Why release preconfigured desktop OS at all? I mean, if one wants it Gentoo-way: Calculate Linux Scratch is a good example of minimal distribution, providing you with basic tools to build your own system. Tempting as it may seem, this self-made approach is not efficient in case of corporate users, who need immediate access to remote disks, clickable icons, eye-candy keyboard switching, intuitive instant messaging… Unless you were born to compile, there’s no need to build everything from zero: a standard Calculate desktop is easily customizable.
Almost two years ago now, we released Calculate Linux Desktop featuring GNOME 3. And since nobody knew what GNOME 2 future would be, we decided to rebrand the original GNOME 3 with the standard Calculate looks; client-server solutions were also added. To cut a long story short, a lot was done to preserve the CLDG edition.

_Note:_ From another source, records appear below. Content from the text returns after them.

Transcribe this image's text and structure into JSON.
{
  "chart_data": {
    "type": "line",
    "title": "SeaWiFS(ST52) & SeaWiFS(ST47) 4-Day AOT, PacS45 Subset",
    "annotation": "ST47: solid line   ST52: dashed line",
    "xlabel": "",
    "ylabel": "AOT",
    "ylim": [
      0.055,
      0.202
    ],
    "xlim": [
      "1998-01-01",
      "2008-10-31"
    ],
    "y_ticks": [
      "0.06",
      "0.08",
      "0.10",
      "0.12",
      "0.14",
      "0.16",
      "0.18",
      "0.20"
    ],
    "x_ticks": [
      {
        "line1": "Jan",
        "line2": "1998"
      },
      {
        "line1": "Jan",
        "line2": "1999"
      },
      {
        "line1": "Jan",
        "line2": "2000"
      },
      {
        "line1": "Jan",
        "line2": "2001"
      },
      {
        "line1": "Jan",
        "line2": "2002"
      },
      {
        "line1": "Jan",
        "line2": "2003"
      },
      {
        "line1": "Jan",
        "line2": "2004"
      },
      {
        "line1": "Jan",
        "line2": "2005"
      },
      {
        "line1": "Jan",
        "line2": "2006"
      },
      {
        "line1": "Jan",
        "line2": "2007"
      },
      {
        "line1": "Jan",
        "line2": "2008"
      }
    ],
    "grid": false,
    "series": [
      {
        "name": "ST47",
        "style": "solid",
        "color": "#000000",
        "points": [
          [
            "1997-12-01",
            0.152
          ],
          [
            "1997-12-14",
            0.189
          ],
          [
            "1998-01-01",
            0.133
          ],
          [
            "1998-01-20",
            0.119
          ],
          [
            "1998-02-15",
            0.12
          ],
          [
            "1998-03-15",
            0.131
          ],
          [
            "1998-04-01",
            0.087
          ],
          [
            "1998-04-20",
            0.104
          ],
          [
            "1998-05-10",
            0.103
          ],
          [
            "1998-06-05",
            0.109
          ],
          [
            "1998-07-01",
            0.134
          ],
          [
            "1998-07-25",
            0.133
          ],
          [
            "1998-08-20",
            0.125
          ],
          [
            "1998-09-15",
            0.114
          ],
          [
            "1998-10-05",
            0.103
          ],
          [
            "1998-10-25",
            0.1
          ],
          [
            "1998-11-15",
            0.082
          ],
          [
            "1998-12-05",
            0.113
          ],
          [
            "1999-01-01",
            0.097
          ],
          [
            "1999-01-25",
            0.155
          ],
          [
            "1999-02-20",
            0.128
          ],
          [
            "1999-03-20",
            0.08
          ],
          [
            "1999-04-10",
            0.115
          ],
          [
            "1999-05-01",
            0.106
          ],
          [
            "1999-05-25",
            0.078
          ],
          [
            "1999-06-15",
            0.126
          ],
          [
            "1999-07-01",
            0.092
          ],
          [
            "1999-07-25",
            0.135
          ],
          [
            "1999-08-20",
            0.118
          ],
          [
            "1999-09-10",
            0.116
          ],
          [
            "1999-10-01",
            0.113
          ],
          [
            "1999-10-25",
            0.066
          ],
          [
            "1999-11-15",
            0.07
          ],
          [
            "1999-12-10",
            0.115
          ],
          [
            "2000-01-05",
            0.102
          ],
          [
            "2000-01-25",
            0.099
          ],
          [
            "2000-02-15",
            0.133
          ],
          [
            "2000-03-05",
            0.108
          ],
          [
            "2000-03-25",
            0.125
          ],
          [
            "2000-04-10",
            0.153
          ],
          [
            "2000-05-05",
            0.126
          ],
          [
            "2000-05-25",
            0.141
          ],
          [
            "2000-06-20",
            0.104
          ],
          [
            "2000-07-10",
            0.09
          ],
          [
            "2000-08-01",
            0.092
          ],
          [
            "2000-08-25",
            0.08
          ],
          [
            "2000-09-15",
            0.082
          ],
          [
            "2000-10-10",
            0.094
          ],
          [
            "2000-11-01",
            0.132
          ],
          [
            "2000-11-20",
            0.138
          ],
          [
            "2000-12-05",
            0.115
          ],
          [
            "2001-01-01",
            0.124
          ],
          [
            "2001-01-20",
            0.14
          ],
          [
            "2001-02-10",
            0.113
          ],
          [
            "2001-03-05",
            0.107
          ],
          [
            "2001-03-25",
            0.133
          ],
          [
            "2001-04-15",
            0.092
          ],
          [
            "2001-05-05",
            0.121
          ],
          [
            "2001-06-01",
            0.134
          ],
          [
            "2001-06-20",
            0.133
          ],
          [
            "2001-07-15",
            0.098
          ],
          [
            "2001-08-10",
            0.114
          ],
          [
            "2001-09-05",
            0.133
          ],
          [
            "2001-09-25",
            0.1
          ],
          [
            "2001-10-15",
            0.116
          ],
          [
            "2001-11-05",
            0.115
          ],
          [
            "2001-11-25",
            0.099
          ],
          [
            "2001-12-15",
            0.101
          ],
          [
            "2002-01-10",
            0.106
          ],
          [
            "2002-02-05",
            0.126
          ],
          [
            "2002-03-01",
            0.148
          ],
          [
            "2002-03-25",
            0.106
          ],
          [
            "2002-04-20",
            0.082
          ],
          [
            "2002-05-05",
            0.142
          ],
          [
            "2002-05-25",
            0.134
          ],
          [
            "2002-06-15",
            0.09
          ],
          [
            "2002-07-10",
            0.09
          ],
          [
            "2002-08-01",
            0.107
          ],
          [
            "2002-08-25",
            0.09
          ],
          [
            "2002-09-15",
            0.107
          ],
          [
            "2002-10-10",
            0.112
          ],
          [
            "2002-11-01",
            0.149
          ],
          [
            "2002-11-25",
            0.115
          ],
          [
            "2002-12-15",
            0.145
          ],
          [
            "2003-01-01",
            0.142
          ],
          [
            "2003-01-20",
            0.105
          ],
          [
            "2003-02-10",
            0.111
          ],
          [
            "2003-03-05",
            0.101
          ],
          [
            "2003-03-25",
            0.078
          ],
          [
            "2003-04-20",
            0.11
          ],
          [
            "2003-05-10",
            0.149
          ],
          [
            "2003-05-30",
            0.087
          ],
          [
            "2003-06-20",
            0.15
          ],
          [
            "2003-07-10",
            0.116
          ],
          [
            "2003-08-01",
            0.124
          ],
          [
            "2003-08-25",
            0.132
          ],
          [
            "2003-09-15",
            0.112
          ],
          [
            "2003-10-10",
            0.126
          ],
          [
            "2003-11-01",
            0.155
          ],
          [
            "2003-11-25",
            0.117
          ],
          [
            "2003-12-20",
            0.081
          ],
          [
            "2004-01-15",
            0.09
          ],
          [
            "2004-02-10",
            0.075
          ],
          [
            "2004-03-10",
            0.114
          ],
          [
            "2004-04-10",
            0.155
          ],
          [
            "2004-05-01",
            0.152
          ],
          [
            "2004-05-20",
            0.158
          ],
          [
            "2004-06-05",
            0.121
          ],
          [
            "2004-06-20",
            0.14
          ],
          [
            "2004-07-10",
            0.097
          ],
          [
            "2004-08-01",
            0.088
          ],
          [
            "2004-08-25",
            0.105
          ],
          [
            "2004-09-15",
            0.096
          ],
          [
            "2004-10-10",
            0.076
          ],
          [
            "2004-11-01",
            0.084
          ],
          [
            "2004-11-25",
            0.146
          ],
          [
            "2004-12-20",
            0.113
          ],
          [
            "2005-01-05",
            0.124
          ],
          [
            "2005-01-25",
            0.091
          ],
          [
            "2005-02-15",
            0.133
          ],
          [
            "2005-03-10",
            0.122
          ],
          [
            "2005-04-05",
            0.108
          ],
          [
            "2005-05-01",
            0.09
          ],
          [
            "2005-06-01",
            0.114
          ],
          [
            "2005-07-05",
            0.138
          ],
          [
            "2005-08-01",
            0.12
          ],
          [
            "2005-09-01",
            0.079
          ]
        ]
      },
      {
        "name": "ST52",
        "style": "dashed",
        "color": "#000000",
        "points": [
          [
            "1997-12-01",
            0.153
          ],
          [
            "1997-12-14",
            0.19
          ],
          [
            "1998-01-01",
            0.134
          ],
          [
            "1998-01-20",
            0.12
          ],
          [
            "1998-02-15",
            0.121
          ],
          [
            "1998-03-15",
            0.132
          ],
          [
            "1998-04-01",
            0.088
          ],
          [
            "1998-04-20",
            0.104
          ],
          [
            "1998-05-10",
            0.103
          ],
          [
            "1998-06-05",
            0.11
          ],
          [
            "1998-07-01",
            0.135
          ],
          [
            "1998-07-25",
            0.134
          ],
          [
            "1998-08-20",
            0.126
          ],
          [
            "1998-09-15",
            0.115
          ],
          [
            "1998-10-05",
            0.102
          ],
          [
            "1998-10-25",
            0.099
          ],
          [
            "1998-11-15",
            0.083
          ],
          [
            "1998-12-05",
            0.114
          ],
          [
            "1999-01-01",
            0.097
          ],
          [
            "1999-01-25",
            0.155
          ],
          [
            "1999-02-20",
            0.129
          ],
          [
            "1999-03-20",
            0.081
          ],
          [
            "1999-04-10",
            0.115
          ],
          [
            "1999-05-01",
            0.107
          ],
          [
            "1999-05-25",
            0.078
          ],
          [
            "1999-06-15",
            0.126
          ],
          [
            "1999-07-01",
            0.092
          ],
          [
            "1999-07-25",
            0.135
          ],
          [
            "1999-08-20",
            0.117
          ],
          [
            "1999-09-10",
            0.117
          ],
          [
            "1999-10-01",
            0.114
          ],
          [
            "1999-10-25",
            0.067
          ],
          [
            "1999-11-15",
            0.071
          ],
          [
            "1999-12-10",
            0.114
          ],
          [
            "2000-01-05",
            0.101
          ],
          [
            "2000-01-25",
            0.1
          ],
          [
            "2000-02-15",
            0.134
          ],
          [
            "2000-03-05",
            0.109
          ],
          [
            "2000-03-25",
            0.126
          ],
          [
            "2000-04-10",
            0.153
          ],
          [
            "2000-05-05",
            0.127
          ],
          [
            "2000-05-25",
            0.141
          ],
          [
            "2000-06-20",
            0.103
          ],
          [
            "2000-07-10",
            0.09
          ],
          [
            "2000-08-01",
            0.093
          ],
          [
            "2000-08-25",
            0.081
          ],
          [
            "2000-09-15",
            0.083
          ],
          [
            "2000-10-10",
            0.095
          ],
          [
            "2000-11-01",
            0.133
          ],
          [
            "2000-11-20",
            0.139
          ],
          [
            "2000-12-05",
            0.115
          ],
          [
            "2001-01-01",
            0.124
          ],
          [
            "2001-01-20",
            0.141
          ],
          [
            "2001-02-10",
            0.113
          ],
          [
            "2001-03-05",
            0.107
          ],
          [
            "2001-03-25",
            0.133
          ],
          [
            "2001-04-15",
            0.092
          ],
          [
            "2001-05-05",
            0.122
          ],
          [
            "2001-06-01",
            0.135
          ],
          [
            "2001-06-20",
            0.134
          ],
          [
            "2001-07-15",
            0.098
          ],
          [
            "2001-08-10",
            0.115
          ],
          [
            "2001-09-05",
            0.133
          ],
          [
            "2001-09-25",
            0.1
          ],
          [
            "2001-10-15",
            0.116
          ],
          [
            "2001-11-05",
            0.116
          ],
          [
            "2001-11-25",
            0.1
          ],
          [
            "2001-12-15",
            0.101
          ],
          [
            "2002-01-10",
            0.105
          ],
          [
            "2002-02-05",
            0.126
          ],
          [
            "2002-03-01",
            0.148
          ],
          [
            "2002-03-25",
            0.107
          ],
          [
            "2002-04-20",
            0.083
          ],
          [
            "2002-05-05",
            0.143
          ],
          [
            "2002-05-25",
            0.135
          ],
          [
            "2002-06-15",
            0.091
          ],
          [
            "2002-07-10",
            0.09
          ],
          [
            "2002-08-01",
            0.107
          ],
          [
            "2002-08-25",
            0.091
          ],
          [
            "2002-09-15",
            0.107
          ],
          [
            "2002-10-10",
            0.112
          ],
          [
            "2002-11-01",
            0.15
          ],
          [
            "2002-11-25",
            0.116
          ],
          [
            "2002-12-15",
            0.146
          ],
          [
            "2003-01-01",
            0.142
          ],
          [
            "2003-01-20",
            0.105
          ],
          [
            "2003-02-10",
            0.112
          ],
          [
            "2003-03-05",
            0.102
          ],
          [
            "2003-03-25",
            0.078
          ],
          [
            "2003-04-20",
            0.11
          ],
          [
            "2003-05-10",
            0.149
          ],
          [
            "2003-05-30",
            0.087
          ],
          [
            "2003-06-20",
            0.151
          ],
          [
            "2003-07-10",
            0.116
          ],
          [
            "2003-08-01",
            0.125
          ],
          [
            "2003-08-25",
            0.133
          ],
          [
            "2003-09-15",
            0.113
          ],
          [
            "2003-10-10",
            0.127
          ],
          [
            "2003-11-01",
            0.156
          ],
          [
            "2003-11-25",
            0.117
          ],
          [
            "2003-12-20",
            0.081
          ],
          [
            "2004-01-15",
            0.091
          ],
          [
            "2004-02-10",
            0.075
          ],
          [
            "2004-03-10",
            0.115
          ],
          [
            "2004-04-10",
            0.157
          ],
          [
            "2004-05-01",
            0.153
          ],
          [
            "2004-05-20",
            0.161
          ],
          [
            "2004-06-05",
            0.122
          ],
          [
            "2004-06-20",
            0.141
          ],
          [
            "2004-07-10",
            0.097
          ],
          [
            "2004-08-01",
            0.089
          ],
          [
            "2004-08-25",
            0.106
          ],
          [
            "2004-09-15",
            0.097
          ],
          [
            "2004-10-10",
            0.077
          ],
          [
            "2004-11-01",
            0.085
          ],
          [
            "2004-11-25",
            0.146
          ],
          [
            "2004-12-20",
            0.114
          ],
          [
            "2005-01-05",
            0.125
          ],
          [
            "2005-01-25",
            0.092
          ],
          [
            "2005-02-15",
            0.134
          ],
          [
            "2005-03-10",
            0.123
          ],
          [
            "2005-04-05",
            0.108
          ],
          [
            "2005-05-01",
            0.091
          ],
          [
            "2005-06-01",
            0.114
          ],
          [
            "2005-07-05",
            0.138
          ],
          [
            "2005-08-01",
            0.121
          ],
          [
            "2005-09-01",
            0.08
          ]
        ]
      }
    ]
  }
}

Two updates were released since then, GNOME 3.4 and 3.6. The main thing we learned through them was that GNOME developers set very rigid (and not necessarily fine) standards, immobilizing interfaces, changing the API completely, etc. Then we tried Cinnamon, but it didn’t actually solve the problem. Numerous bugs were detected in betas and as far as release candidates, and we found ourselves unable to deal with some of them at all. Only editing the source code might solve these. Some patches have been applied, but we’ll need still more time to fix everything.
What should we do?
# Stop supporting CLDG. Let me remind you, quite earnestly, that it crashes sometimes, so…

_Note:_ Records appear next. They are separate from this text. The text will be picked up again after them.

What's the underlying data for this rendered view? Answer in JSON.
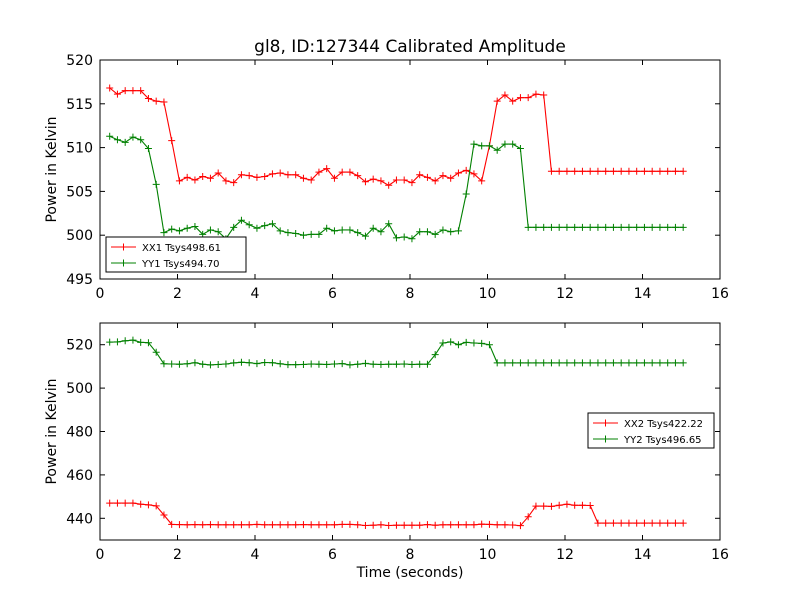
{
  "figure": {
    "title": "gl8, ID:127344 Calibrated Amplitude",
    "xlabel": "Time (seconds)"
  },
  "chart_data": [
    {
      "type": "line",
      "ylabel": "Power in Kelvin",
      "xlim": [
        0,
        16
      ],
      "ylim": [
        495,
        520
      ],
      "xticks": [
        0,
        2,
        4,
        6,
        8,
        10,
        12,
        14,
        16
      ],
      "yticks": [
        495,
        500,
        505,
        510,
        515,
        520
      ],
      "grid": false,
      "legend_position": "lower-left",
      "x": [
        0.25,
        0.45,
        0.65,
        0.85,
        1.05,
        1.25,
        1.45,
        1.65,
        1.85,
        2.05,
        2.25,
        2.45,
        2.65,
        2.85,
        3.05,
        3.25,
        3.45,
        3.65,
        3.85,
        4.05,
        4.25,
        4.45,
        4.65,
        4.85,
        5.05,
        5.25,
        5.45,
        5.65,
        5.85,
        6.05,
        6.25,
        6.45,
        6.65,
        6.85,
        7.05,
        7.25,
        7.45,
        7.65,
        7.85,
        8.05,
        8.25,
        8.45,
        8.65,
        8.85,
        9.05,
        9.25,
        9.45,
        9.65,
        9.85,
        10.05,
        10.25,
        10.45,
        10.65,
        10.85,
        11.05,
        11.25,
        11.45,
        11.65,
        11.85,
        12.05,
        12.25,
        12.45,
        12.65,
        12.85,
        13.05,
        13.25,
        13.45,
        13.65,
        13.85,
        14.05,
        14.25,
        14.45,
        14.65,
        14.85,
        15.05
      ],
      "series": [
        {
          "name": "XX1 Tsys498.61",
          "color": "#ff0000",
          "values": [
            516.8,
            516.1,
            516.5,
            516.5,
            516.5,
            515.6,
            515.3,
            515.2,
            510.8,
            506.2,
            506.6,
            506.3,
            506.7,
            506.5,
            507.1,
            506.2,
            506.0,
            506.9,
            506.8,
            506.6,
            506.7,
            507.0,
            507.1,
            506.9,
            506.9,
            506.5,
            506.3,
            507.2,
            507.6,
            506.5,
            507.2,
            507.2,
            506.8,
            506.1,
            506.4,
            506.2,
            505.7,
            506.3,
            506.3,
            506.0,
            506.9,
            506.6,
            506.2,
            506.8,
            506.5,
            507.1,
            507.4,
            507.0,
            506.2,
            510.2,
            515.3,
            516.0,
            515.3,
            515.7,
            515.7,
            516.1,
            516.0,
            507.3,
            507.3,
            507.3,
            507.3,
            507.3,
            507.3,
            507.3,
            507.3,
            507.3,
            507.3,
            507.3,
            507.3,
            507.3,
            507.3,
            507.3,
            507.3,
            507.3,
            507.3
          ]
        },
        {
          "name": "YY1 Tsys494.70",
          "color": "#008000",
          "values": [
            511.3,
            510.9,
            510.6,
            511.2,
            510.9,
            509.9,
            505.8,
            500.3,
            500.7,
            500.5,
            500.8,
            501.0,
            500.1,
            500.6,
            500.4,
            499.6,
            500.9,
            501.7,
            501.2,
            500.8,
            501.1,
            501.3,
            500.5,
            500.3,
            500.2,
            500.0,
            500.1,
            500.1,
            500.8,
            500.5,
            500.6,
            500.6,
            500.3,
            499.9,
            500.8,
            500.4,
            501.3,
            499.7,
            499.8,
            499.6,
            500.4,
            500.4,
            500.1,
            500.6,
            500.4,
            500.5,
            504.7,
            510.4,
            510.2,
            510.2,
            509.7,
            510.4,
            510.4,
            509.9,
            500.9,
            500.9,
            500.9,
            500.9,
            500.9,
            500.9,
            500.9,
            500.9,
            500.9,
            500.9,
            500.9,
            500.9,
            500.9,
            500.9,
            500.9,
            500.9,
            500.9,
            500.9,
            500.9,
            500.9,
            500.9
          ]
        }
      ]
    },
    {
      "type": "line",
      "ylabel": "Power in Kelvin",
      "xlim": [
        0,
        16
      ],
      "ylim": [
        430,
        530
      ],
      "xticks": [
        0,
        2,
        4,
        6,
        8,
        10,
        12,
        14,
        16
      ],
      "yticks": [
        440,
        460,
        480,
        500,
        520
      ],
      "grid": false,
      "legend_position": "right",
      "x": [
        0.25,
        0.45,
        0.65,
        0.85,
        1.05,
        1.25,
        1.45,
        1.65,
        1.85,
        2.05,
        2.25,
        2.45,
        2.65,
        2.85,
        3.05,
        3.25,
        3.45,
        3.65,
        3.85,
        4.05,
        4.25,
        4.45,
        4.65,
        4.85,
        5.05,
        5.25,
        5.45,
        5.65,
        5.85,
        6.05,
        6.25,
        6.45,
        6.65,
        6.85,
        7.05,
        7.25,
        7.45,
        7.65,
        7.85,
        8.05,
        8.25,
        8.45,
        8.65,
        8.85,
        9.05,
        9.25,
        9.45,
        9.65,
        9.85,
        10.05,
        10.25,
        10.45,
        10.65,
        10.85,
        11.05,
        11.25,
        11.45,
        11.65,
        11.85,
        12.05,
        12.25,
        12.45,
        12.65,
        12.85,
        13.05,
        13.25,
        13.45,
        13.65,
        13.85,
        14.05,
        14.25,
        14.45,
        14.65,
        14.85,
        15.05
      ],
      "series": [
        {
          "name": "XX2 Tsys422.22",
          "color": "#ff0000",
          "values": [
            447.0,
            447.0,
            447.0,
            447.0,
            446.5,
            446.2,
            445.7,
            441.5,
            437.2,
            437.1,
            437.0,
            437.1,
            437.0,
            437.1,
            437.0,
            437.0,
            437.0,
            437.0,
            437.0,
            437.2,
            437.0,
            437.0,
            437.0,
            437.0,
            437.0,
            437.1,
            437.0,
            437.0,
            437.0,
            437.0,
            437.2,
            437.2,
            437.0,
            436.7,
            436.8,
            437.0,
            436.7,
            436.8,
            436.8,
            436.8,
            436.8,
            437.1,
            436.8,
            437.0,
            437.0,
            437.0,
            437.0,
            437.0,
            437.3,
            437.2,
            437.0,
            437.0,
            436.9,
            436.6,
            440.7,
            445.6,
            445.6,
            445.5,
            446.0,
            446.5,
            446.0,
            446.0,
            445.9,
            437.8,
            437.8,
            437.8,
            437.8,
            437.8,
            437.8,
            437.8,
            437.8,
            437.8,
            437.8,
            437.8,
            437.8
          ]
        },
        {
          "name": "YY2 Tsys496.65",
          "color": "#008000",
          "values": [
            521.2,
            521.3,
            521.8,
            522.1,
            521.1,
            520.9,
            516.5,
            511.2,
            511.1,
            511.0,
            511.2,
            511.7,
            511.0,
            510.7,
            510.9,
            511.1,
            511.6,
            511.9,
            511.7,
            511.3,
            511.8,
            511.7,
            511.2,
            510.8,
            510.8,
            510.9,
            511.1,
            511.0,
            510.9,
            511.1,
            511.3,
            510.7,
            511.0,
            511.4,
            511.0,
            510.9,
            511.0,
            511.0,
            511.1,
            510.9,
            511.0,
            511.0,
            515.4,
            520.8,
            521.3,
            520.0,
            521.1,
            520.8,
            520.6,
            520.0,
            511.6,
            511.6,
            511.6,
            511.6,
            511.6,
            511.6,
            511.6,
            511.6,
            511.6,
            511.6,
            511.6,
            511.6,
            511.6,
            511.6,
            511.6,
            511.6,
            511.6,
            511.6,
            511.6,
            511.6,
            511.6,
            511.6,
            511.6,
            511.6,
            511.6
          ]
        }
      ]
    }
  ]
}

# Provide a Calculate Linux Scratch GNOME edition (CLSG) - that is, a minimalistic GNOME desktop - instead of CLDG. We already were doing this once, in fact.
# Continue supporting GNOME3, whatever small bugs there may be: we’d fix them all eventually.

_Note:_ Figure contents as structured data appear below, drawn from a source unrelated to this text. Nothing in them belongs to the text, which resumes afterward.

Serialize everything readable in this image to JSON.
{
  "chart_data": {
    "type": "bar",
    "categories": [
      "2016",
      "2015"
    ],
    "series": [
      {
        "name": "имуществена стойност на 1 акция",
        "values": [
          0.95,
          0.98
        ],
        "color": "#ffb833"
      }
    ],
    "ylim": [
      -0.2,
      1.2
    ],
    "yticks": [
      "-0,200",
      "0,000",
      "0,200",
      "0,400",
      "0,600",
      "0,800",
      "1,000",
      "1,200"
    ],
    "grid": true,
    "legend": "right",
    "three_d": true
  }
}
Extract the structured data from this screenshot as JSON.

# Return to GNOME2 while it is still marked as stable in Portage, as it will remain there for at least some months more, or so we may hope. By the moment the Gentoo team stop supporting it, either Linux Mint will come up with a complete GNOME3 rewrite, or MATE will be made stable. Looks like this is the best solution for now … though a temporary one, of course.
Which one do you think better? We really need your opinion.